An adolescent is identified as having a collection of fluid in the tunica vaginalis of his testes. The nurse knows that this adolescent will receive what medical diagnosis?
- A. Cryptorchidism
- B. Orchitis
- C. Hydrocele
- D. Prostatism
Correct Answer: C
Rationale: The correct answer is C: Hydrocele. A hydrocele is the collection of fluid in the tunica vaginalis of the testes. This condition is common in newborns and can also occur in adolescents. Cryptorchidism (A) is the absence of one or both testes from the scrotum. Orchitis (B) is inflammation of the testicles. Prostatism (D) is a non-specific term related to prostate issues, not relevant to the given scenario. Therefore, the correct diagnosis for an adolescent with fluid collection in the tunica vaginalis of his testes is hydrocele.
Which patient ismostat risk for increased peristalsis?

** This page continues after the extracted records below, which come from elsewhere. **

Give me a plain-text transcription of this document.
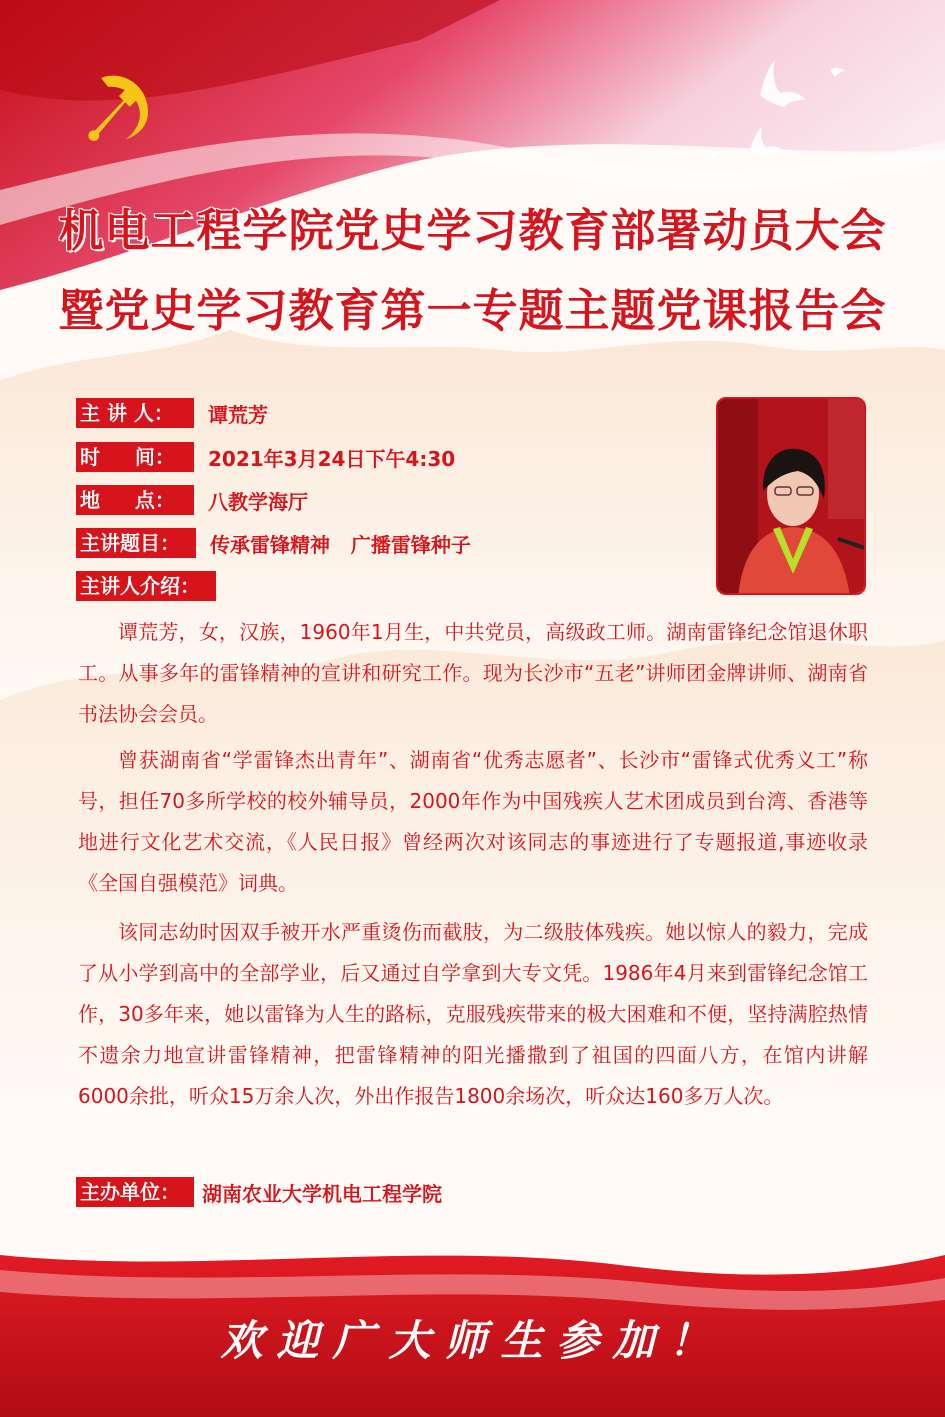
机电工程学院党史学习教育部署动员大会
暨党史学习教育第一专题主题党课报告会
主 讲 人：	谭荒芳
时     间：	2021年3月24日下午4:30
地     点：	八教学海厅
主讲题目：	传承雷锋精神   广播雷锋种子
主讲人介绍：

谭荒芳，女，汉族，1960年1月生，中共党员，高级政工师。湖南雷锋纪念馆退休职工。从事多年的雷锋精神的宣讲和研究工作。现为长沙市“五老”讲师团金牌讲师、湖南省书法协会会员。

曾获湖南省“学雷锋杰出青年”、湖南省“优秀志愿者”、长沙市“雷锋式优秀义工”称号，担任70多所学校的校外辅导员，2000年作为中国残疾人艺术团成员到台湾、香港等地进行文化艺术交流，《人民日报》曾经两次对该同志的事迹进行了专题报道,事迹收录《全国自强模范》词典。

该同志幼时因双手被开水严重烫伤而截肢，为二级肢体残疾。她以惊人的毅力，完成了从小学到高中的全部学业，后又通过自学拿到大专文凭。1986年4月来到雷锋纪念馆工作，30多年来，她以雷锋为人生的路标，克服残疾带来的极大困难和不便，坚持满腔热情不遗余力地宣讲雷锋精神，把雷锋精神的阳光播撒到了祖国的四面八方，在馆内讲解6000余批，听众15万余人次，外出作报告1800余场次，听众达160多万人次。

主办单位：	湖南农业大学机电工程学院
欢迎广大师生参加！
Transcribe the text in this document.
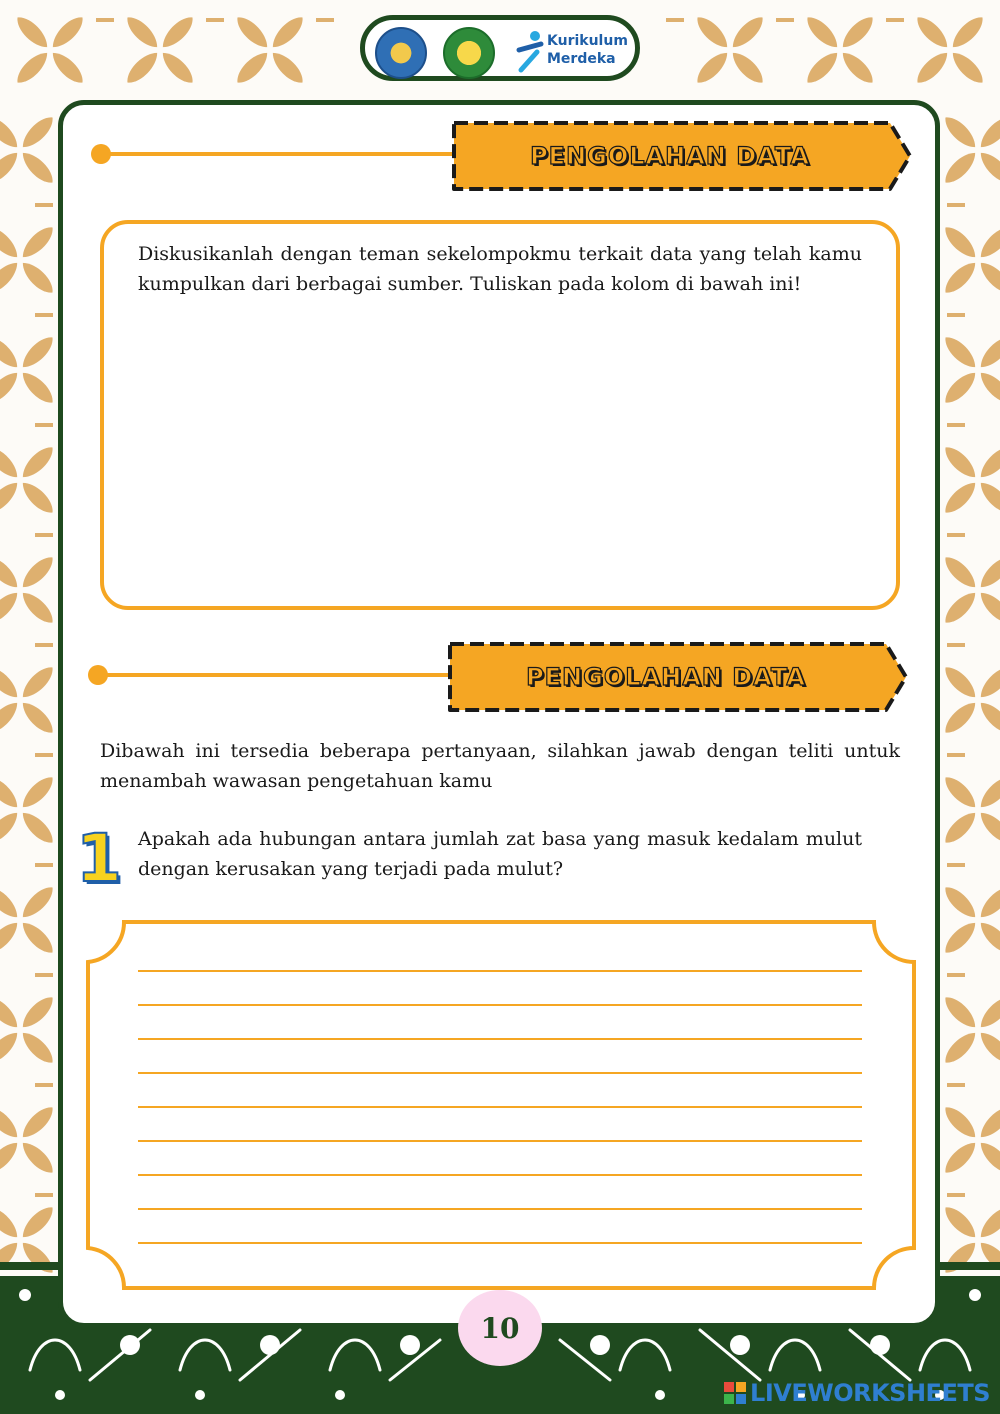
Kurikulum
Merdeka
PENGOLAHAN DATA
Diskusikanlah dengan teman sekelompokmu terkait data yang telah kamu kumpulkan dari berbagai sumber. Tuliskan pada kolom di bawah ini!
PENGOLAHAN DATA
Dibawah ini tersedia beberapa pertanyaan, silahkan jawab dengan teliti untuk menambah wawasan pengetahuan kamu
1 Apakah ada hubungan antara jumlah zat basa yang masuk kedalam mulut dengan kerusakan yang terjadi pada mulut?
10
LIVEWORKSHEETS
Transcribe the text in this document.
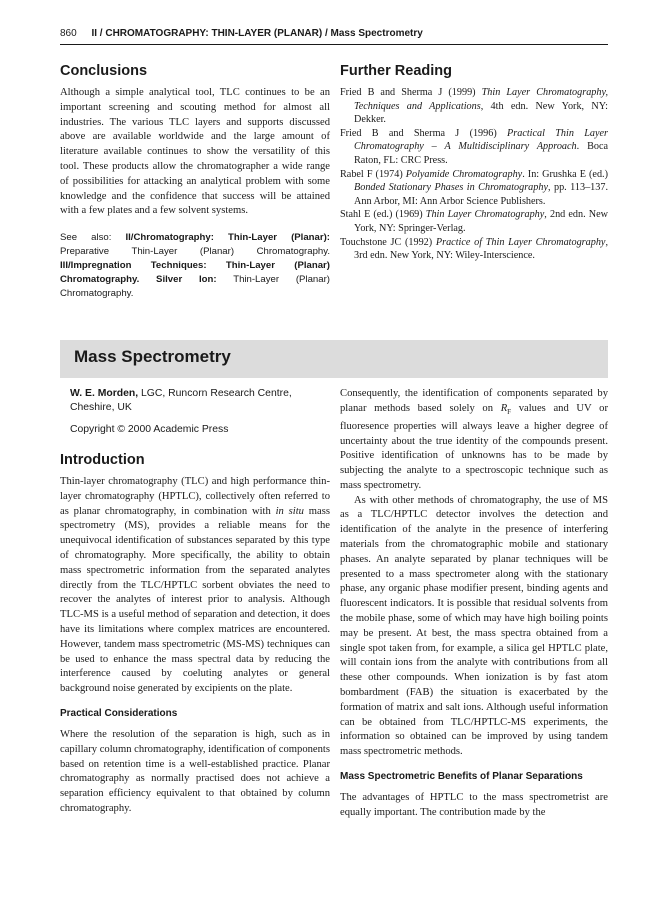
860 II / CHROMATOGRAPHY: THIN-LAYER (PLANAR) / Mass Spectrometry
Conclusions

Although a simple analytical tool, TLC continues to be an important screening and scouting method for almost all industries. The various TLC layers and supports discussed above are available worldwide and the large amount of literature available continues to show the versatility of this tool. These products allow the chromatographer a wide range of possibilities for attacking an analytical problem with some knowledge and the confidence that success will be attained with a few plates and a few solvent systems.

See also: II/Chromatography: Thin-Layer (Planar): Preparative Thin-Layer (Planar) Chromatography. III/Impregnation Techniques: Thin-Layer (Planar) Chromatography. Silver Ion: Thin-Layer (Planar) Chromatography.
Further Reading

Fried B and Sherma J (1999) Thin Layer Chromatography, Techniques and Applications, 4th edn. New York, NY: Dekker.

Fried B and Sherma J (1996) Practical Thin Layer Chromatography – A Multidisciplinary Approach. Boca Raton, FL: CRC Press.

Rabel F (1974) Polyamide Chromatography. In: Grushka E (ed.) Bonded Stationary Phases in Chromatography, pp. 113–137. Ann Arbor, MI: Ann Arbor Science Publishers.

Stahl E (ed.) (1969) Thin Layer Chromatography, 2nd edn. New York, NY: Springer-Verlag.

Touchstone JC (1992) Practice of Thin Layer Chromatography, 3rd edn. New York, NY: Wiley-Interscience.

Mass Spectrometry
W. E. Morden, LGC, Runcorn Research Centre, Cheshire, UK
Copyright © 2000 Academic Press
Introduction

Thin-layer chromatography (TLC) and high performance thin-layer chromatography (HPTLC), collectively often referred to as planar chromatography, in combination with in situ mass spectrometry (MS), provides a reliable means for the unequivocal identification of substances separated by this type of chromatography. More specifically, the ability to obtain mass spectrometric information from the separated analytes directly from the TLC/HPTLC sorbent obviates the need to recover the analytes of interest prior to analysis. Although TLC-MS is a useful method of separation and detection, it does have its limitations where complex matrices are encountered. However, tandem mass spectrometric (MS-MS) techniques can be used to enhance the mass spectral data by reducing the interference caused by coeluting analytes or general background noise generated by excipients on the plate.

Practical Considerations

Where the resolution of the separation is high, such as in capillary column chromatography, identification of components based on retention time is a well-established practice. Planar chromatography as normally practised does not achieve a separation efficiency equivalent to that obtained by column chromatography.

Consequently, the identification of components separated by planar methods based solely on $R_F$ values and UV or fluoresence properties will always leave a higher degree of uncertainty about the true identity of the compounds present. Positive identification of unknowns has to be made by subjecting the analyte to a spectroscopic technique such as mass spectrometry.

As with other methods of chromatography, the use of MS as a TLC/HPTLC detector involves the detection and identification of the analyte in the presence of interfering materials from the chromatographic mobile and stationary phases. An analyte separated by planar techniques will be presented to a mass spectrometer along with the stationary phase, any organic phase modifier present, binding agents and fluorescent indicators. It is possible that residual solvents from the mobile phase, some of which may have high boiling points may be present. At best, the mass spectra obtained from a single spot taken from, for example, a silica gel HPTLC plate, will contain ions from the analyte with contributions from all these other compounds. When ionization is by fast atom bombardment (FAB) the situation is exacerbated by the formation of matrix and salt ions. Although useful information can be obtained from TLC/HPTLC-MS experiments, the information so obtained can be improved by using tandem mass spectrometric methods.

Mass Spectrometric Benefits of Planar Separations

The advantages of HPTLC to the mass spectrometrist are equally important. The contribution made by the
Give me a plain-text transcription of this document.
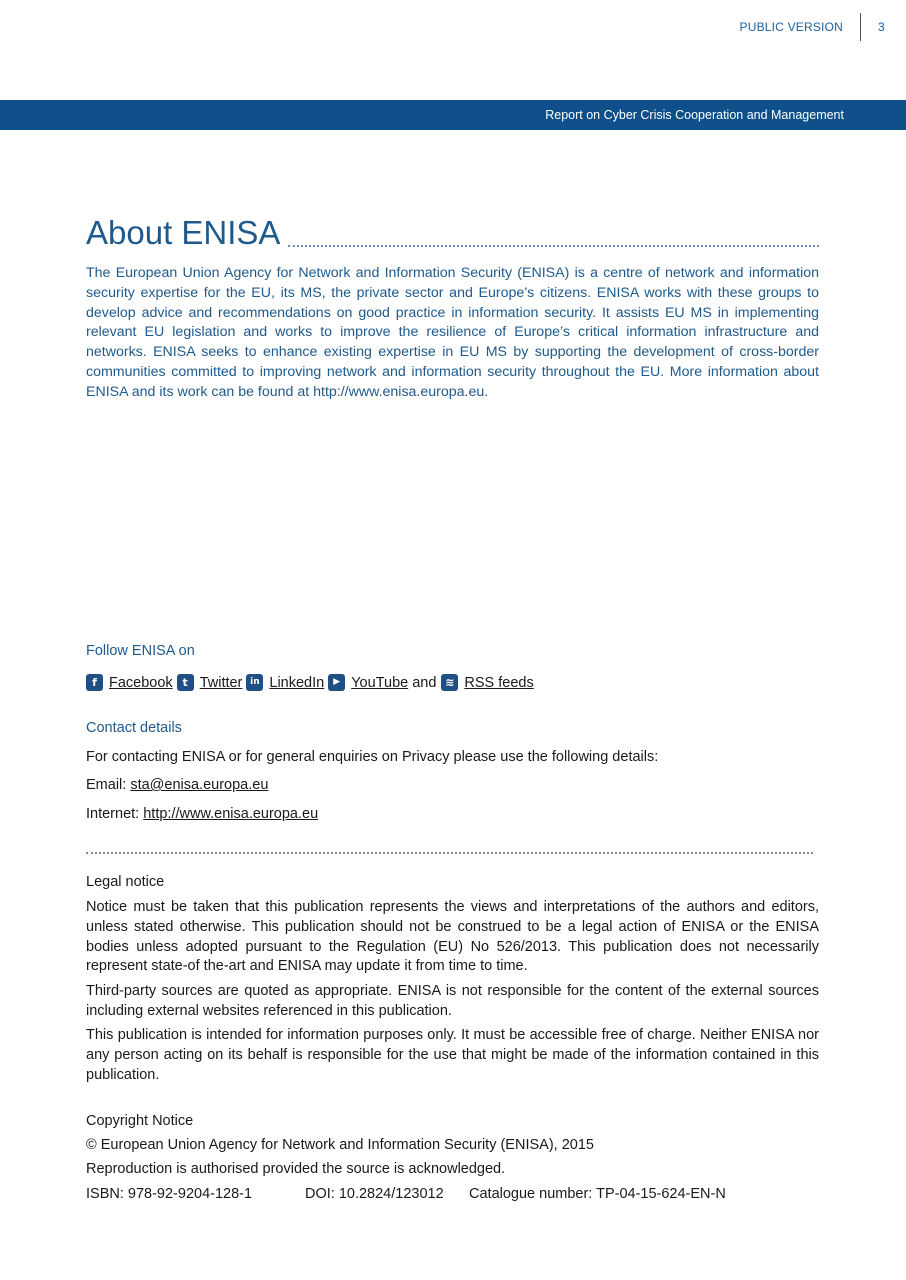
PUBLIC VERSION	3
Report on Cyber Crisis Cooperation and Management
About ENISA

The European Union Agency for Network and Information Security (ENISA) is a centre of network and information security expertise for the EU, its MS, the private sector and Europe’s citizens. ENISA works with these groups to develop advice and recommendations on good practice in information security. It assists EU MS in implementing relevant EU legislation and works to improve the resilience of Europe’s critical information infrastructure and networks. ENISA seeks to enhance existing expertise in EU MS by supporting the development of cross-border communities committed to improving network and information security throughout the EU. More information about ENISA and its work can be found at http://www.enisa.europa.eu.

Follow ENISA on
f Facebook t Twitter in LinkedIn	▶ YouTube and ≋ RSS feeds
Contact details
For contacting ENISA or for general enquiries on Privacy please use the following details:
Email: sta@enisa.europa.eu
Internet: http://www.enisa.europa.eu
Legal notice

Notice must be taken that this publication represents the views and interpretations of the authors and editors, unless stated otherwise. This publication should not be construed to be a legal action of ENISA or the ENISA bodies unless adopted pursuant to the Regulation (EU) No 526/2013. This publication does not necessarily represent state-of the-art and ENISA may update it from time to time.

Third-party sources are quoted as appropriate. ENISA is not responsible for the content of the external sources including external websites referenced in this publication.

This publication is intended for information purposes only. It must be accessible free of charge. Neither ENISA nor any person acting on its behalf is responsible for the use that might be made of the information contained in this publication.

Copyright Notice
© European Union Agency for Network and Information Security (ENISA), 2015
Reproduction is authorised provided the source is acknowledged.
ISBN: 978-92-9204-128-1	DOI: 10.2824/123012 Catalogue number: TP-04-15-624-EN-N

- A. A 5-year-old child who ignores the urge to defecate owing to embarrassment
- B. A 21-year-old female with three final examinations on the same day
- C. A 40-year-old female with major depressive disorder
- D. An 80-year-old male in an assisted-living environment
Correct Answer: B
Rationale: The correct answer is B. Stress, like having three final examinations on the same day, can lead to increased peristalsis due to the activation of the sympathetic nervous system. This can result in faster movement of food through the digestive system. The other choices are incorrect because: A - Ignoring the urge to defecate does not directly relate to increased peristalsis. C - Major depressive disorder is more likely to be associated with decreased peristalsis due to the effects of stress on the body. D - Elderly individuals tend to have reduced peristalsis due to age-related changes in the digestive system.
In general, when a patient’s energy requirements are completely met by kilocalorie (kcal) intake in food, which assessment finding will the nurse observe?
- A. Weight increases.
- B. Weight decreases.
- C. Weight does not change.
- D. Weight fluctuates daily.
Correct Answer: C
Rationale: The correct answer is C: Weight does not change. When a patient's energy requirements are completely met by kcal intake, their weight should remain stable as there is a balance between energy intake and expenditure. This indicates that the body is receiving adequate energy for its needs, leading to weight maintenance.
A: Weight increases - This would indicate an excess of energy intake over expenditure, leading to weight gain.
B: Weight decreases - This would indicate a deficit in energy intake compared to expenditure, resulting in weight loss.
D: Weight fluctuates daily - Daily weight fluctuations are normal and can be influenced by factors like hydration levels, food intake, and exercise, but a stable weight over time indicates a balance between energy intake and expenditure.